Faison laid out his pitch for pushing new reactor designs and keeping existing plants afloat this week, a message he’s planning to present during a Senate hearing today alongside Energy Secretary Ernest Moniz (E&E Daily, Sept. 12).

Some environmentalists oppose nuclear power, even though it produces energy without heat-trapping carbon emissions, because of potential risks and the need to mine uranium for fuel.

Faison bemoaned the United States’ lagging position in the nuclear sector compared with Russia, India and China, and called for more policy certainty.

Faison carefully stepped around the issue of oil and gas pipeline fights and climate change.
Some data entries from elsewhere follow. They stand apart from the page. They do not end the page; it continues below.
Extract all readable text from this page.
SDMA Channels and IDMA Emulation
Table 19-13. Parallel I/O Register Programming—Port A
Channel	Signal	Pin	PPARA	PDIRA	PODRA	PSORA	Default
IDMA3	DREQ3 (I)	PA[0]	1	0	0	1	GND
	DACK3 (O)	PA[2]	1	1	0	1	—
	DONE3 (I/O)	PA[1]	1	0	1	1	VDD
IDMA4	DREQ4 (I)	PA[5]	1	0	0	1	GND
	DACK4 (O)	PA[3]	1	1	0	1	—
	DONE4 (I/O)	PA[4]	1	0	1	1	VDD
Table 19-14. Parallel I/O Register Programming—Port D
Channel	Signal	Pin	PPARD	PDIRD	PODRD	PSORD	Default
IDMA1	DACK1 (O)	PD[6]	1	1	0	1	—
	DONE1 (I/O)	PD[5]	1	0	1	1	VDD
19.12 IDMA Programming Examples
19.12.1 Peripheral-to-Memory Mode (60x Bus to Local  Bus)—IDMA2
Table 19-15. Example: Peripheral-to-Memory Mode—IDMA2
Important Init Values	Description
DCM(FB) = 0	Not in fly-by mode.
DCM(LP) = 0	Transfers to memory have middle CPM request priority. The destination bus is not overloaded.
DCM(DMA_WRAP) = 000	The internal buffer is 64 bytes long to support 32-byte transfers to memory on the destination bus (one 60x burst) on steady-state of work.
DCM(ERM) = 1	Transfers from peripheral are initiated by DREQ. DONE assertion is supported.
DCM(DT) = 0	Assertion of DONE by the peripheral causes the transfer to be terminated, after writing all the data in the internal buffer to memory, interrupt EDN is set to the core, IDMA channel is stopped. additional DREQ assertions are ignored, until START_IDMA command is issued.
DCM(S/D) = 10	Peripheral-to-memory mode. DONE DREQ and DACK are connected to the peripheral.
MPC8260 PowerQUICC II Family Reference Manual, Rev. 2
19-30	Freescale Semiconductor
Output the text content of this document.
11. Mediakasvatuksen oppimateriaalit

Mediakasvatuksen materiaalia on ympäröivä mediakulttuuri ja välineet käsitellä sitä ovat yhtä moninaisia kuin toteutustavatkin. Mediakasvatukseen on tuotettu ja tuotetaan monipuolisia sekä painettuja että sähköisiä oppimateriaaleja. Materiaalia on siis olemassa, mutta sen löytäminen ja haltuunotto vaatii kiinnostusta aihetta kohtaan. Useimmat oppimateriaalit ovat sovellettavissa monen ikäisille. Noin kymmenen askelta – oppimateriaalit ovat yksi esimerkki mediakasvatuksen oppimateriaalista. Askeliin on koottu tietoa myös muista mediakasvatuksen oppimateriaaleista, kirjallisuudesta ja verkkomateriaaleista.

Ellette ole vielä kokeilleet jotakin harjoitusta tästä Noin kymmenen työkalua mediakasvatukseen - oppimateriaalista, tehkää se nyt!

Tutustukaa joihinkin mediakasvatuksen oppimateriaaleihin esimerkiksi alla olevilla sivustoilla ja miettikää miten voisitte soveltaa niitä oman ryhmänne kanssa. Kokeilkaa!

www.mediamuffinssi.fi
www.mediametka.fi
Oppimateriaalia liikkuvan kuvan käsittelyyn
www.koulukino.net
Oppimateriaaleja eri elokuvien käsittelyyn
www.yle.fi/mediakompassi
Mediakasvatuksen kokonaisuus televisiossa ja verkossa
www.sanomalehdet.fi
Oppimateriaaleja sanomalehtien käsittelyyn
Noting that all decisions in D.C. are political calculations, Faison said climate is not high on the GOP’s watch list.

"Right now, Republicans view climate change as No. 23 on their list of important things, it’s not that high," he said. "Until that number comes up, I don’t think you’re going to see people banging the drum of climate."

Faison maintained that ClearPath’s work — and discussions he’s had with dozens of Republicans — shows the focus on clean energy is growing, but he’s not sure whether it could elevate climate change within the party, noting that the base has not changed.

"I think that’s just the political reality," he said. "I do believe that will flip, but in the meantime, if we have a candidate that’s moving in the right direction … we think that’s progress."